The two leads are immediately appealing, though Yooka has already transformed from tiger to chameleon to fit the versatile moveset Price envisaged. There aren’t many chameleon heroes in games, but character art director Steve Mayles (the man responsible for Banjo and Kazooie) was careful to ensure his new creations stood out in other ways, too. “I always try to come up with unique features,” he tells us, gesturing to Yooka’s three-pronged crest on an early piece of concept art. “Over time, that got hollowed out at the back, so that [Laylee] could fit inside, almost like a little cockpit.”

The pair are adorably animated as well. Yooka leans his bulbous head to the side in response to your analogue stick nudges, while a double-jump move sees Laylee flapping furiously to carry her ally. An amusing idle animation, meanwhile, sees Laylee distract Yooka by dangling a wing over one eye, before hovering around and playfully biting his crest. That alone took Mayles a week to produce. “The bar is a lot higher now than in the N64 days,” he says. “Back then, it was 600 polygons for a character; now it’s 600 for an eye. You’re expected to do much more. It was easy when you could design, model and animate a character in a week and then move onto the next one, whereas now that process might take a month. So it’s a challenge to keep the number of characters high so that there’s plenty of them to [encounter] in the game, but at the same time maintain that quality.”

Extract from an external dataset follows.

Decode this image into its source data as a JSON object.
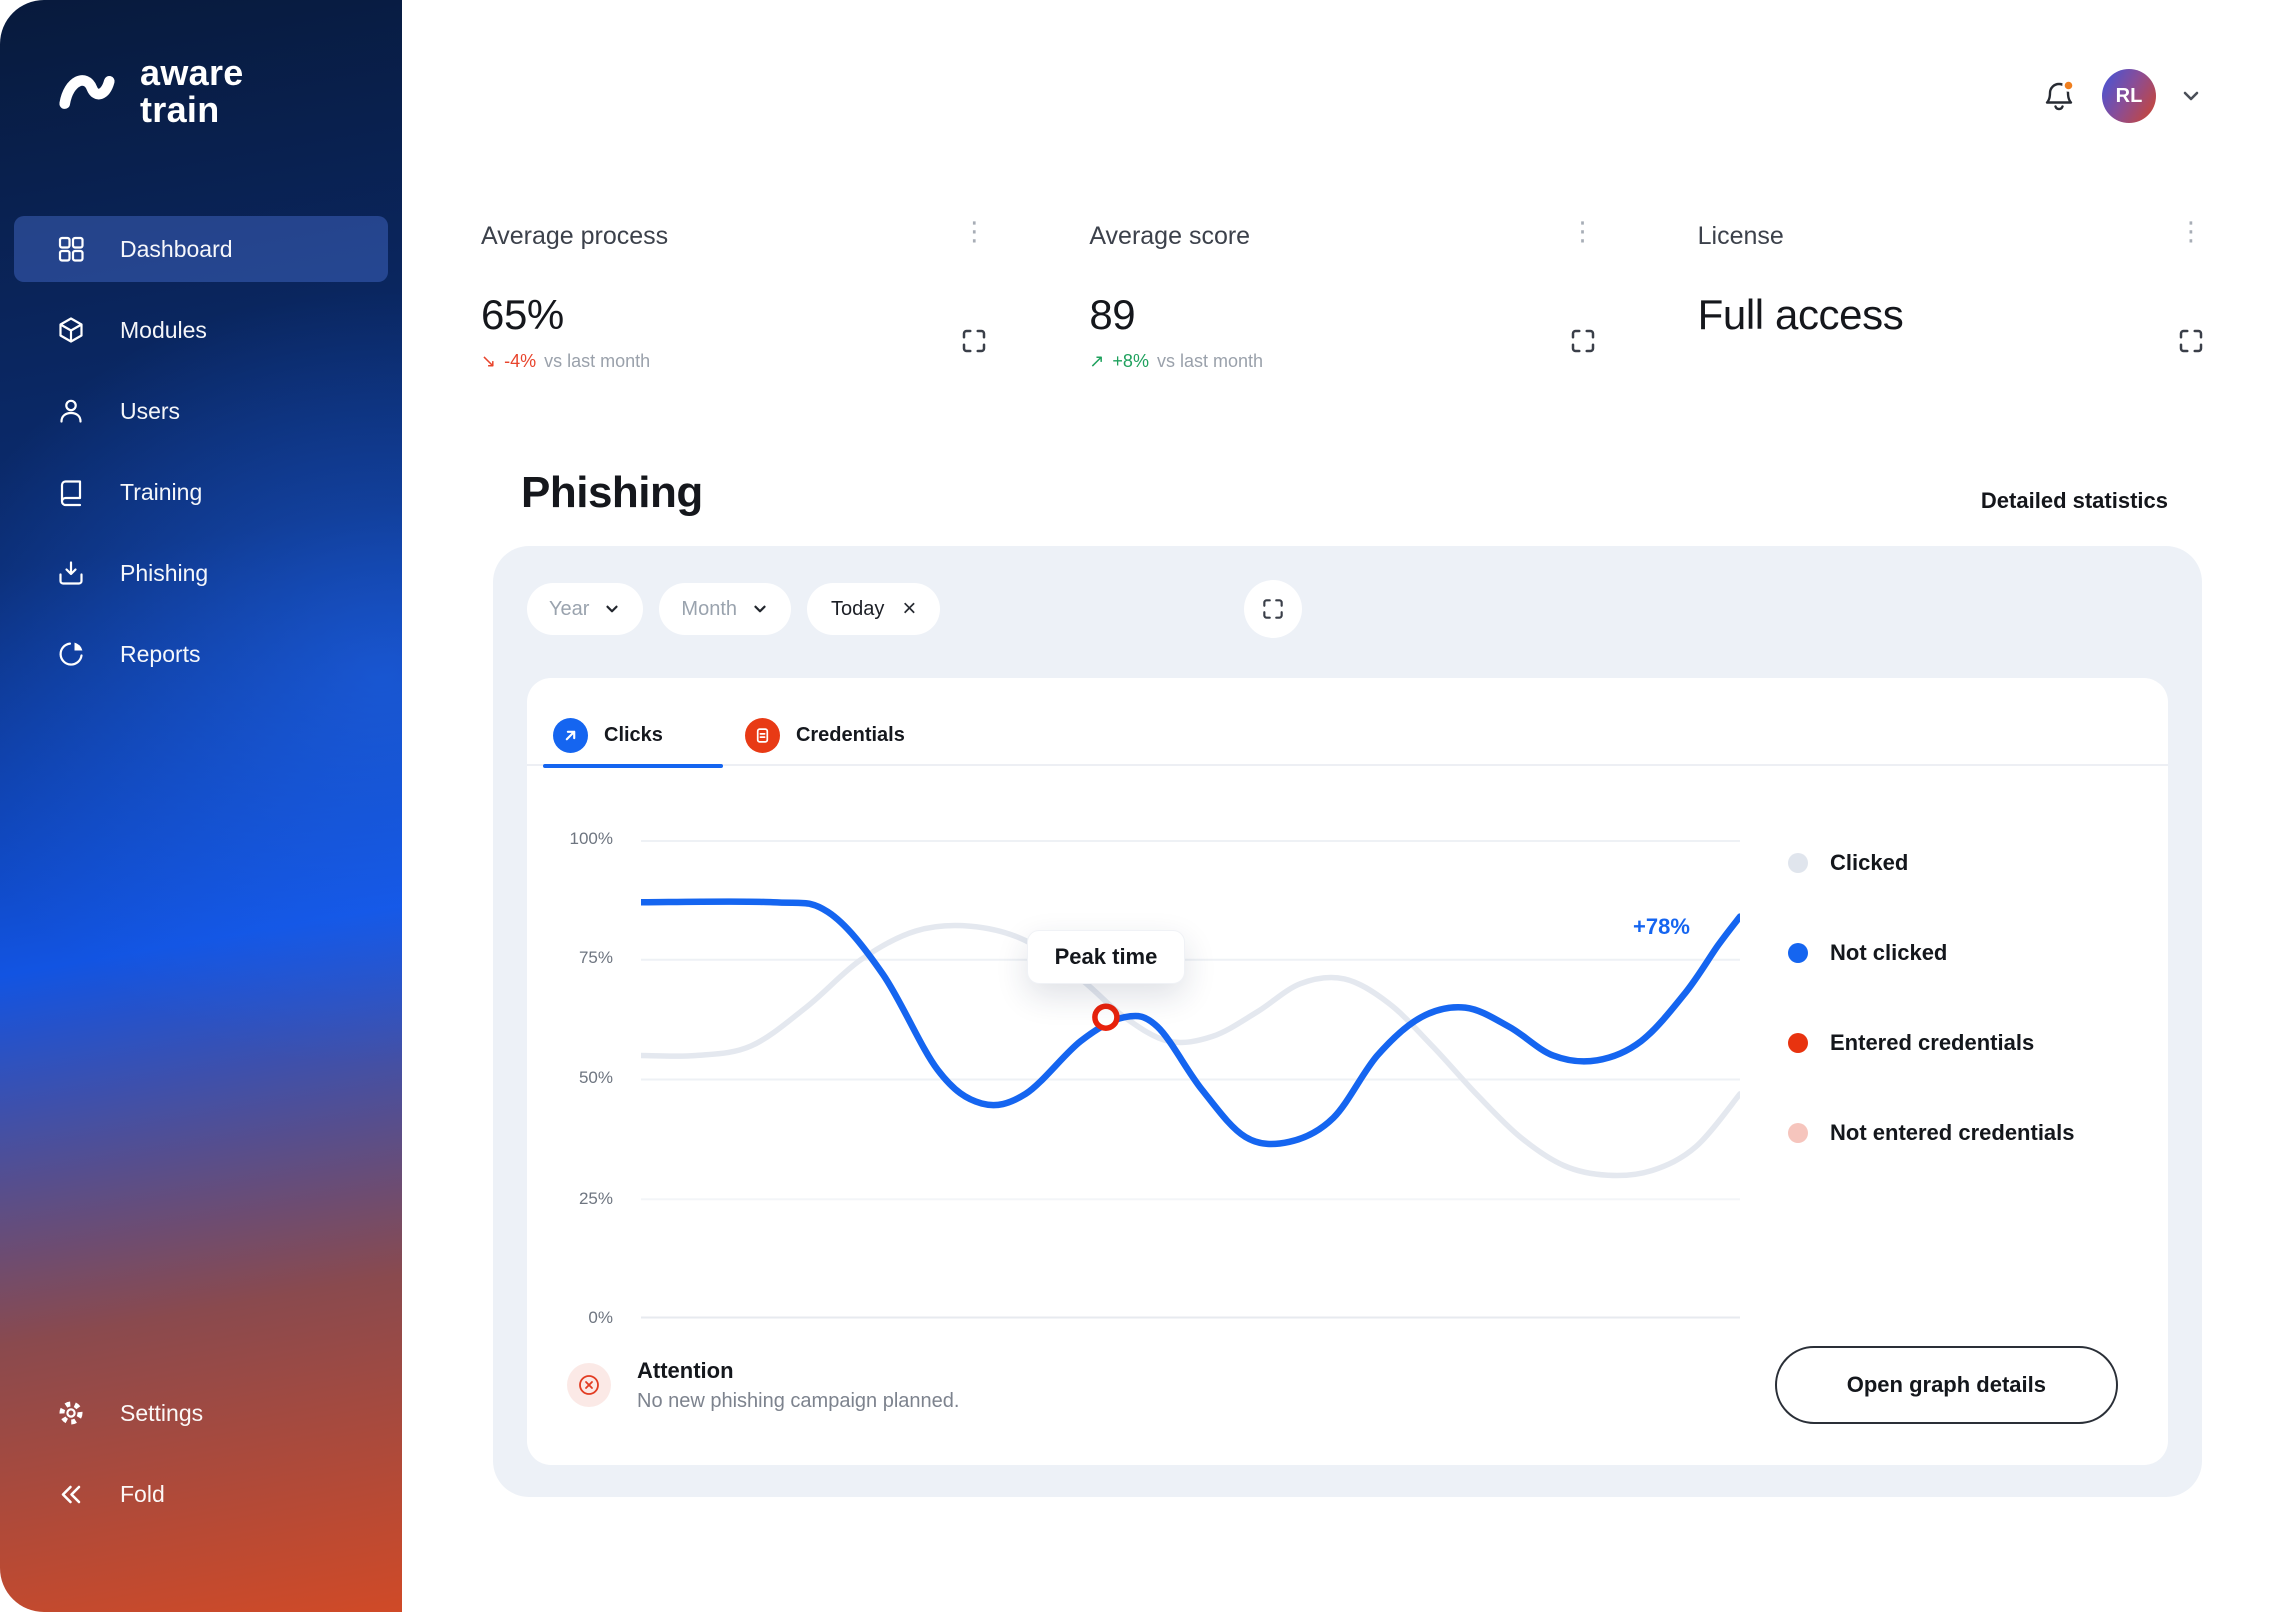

Indeed, while the aim is to capture the spirit of the N64 era, Playtonic has more ambitious plans for Yooka-Laylee. The main hub environment will be expandable, with the game’s Pagie collectables (twice referred to as Jiggies during our visit) unlocking new areas. And the equivalent of Jinjos will, Price says, “be more involved”. Mayles elaborates: “Initially, we were going to have one ghost in different colours; now we’ve got five different types that you have to do different things [to catch]. There’s a cloaked one you reveal with the bat’s sonar, a scary one that’s always going to attack you, one with a big mouth that you’ll probably have to throw something in, a standard one, and, finally, this wispy one, who’ll be hard to get.” Environments will also be ability-gated, with Yooka and Laylee’s skills expanding far beyond a tongue-grapple and sonar. None of these ideas is hugely novel, but it’s evident the team is keen for the game not to degenerate into a mindless collectathon. There will be items to pick up, in other words, but they’ll be more meaningfully integrated.

Yooka-Laylee

What we’ve seen is merely a promising start, but the team has already achieved a surprising amount in a relatively short time. Senior software engineer Jens Restemeier attributes the speed at which Playtonic was able to make that gameplay teaser to the immediacy and flexibility of Unity. “It’s the first engine where you can load up the editor, put some objects in and just play around with them immediately,” he says. “It gives us Xbox support, PlayStation support, and Wii U support. We would not be at this stage if we’d had to make our own engine.”

Even with Unity’s help, Price admits that Playtonic will require extra manpower to meet a planned October 2016 release. With some private funding in place, it has more than the Kickstarter money to play around with, though it’s under no illusions that to achieve the level of quality and polish it’s seeking  will require substantial effort. It does no harm, of course, that the core team members already know each other very well, and have years of experience within the genre from which to draw. Not only that, but the prospect of working long hours and enduring late-night finishes is naturally more appealing when the project is entirely your own. “We have that creative autonomy now,” Price says. “Everyone just comes in and does their job and there’s that level of trust [between us]. It’s taken a long time to get the right mix of people, but we’ve got guys who are experts at making this kind of game. And hopefully, if we get a big hit, we can expand the team even more.”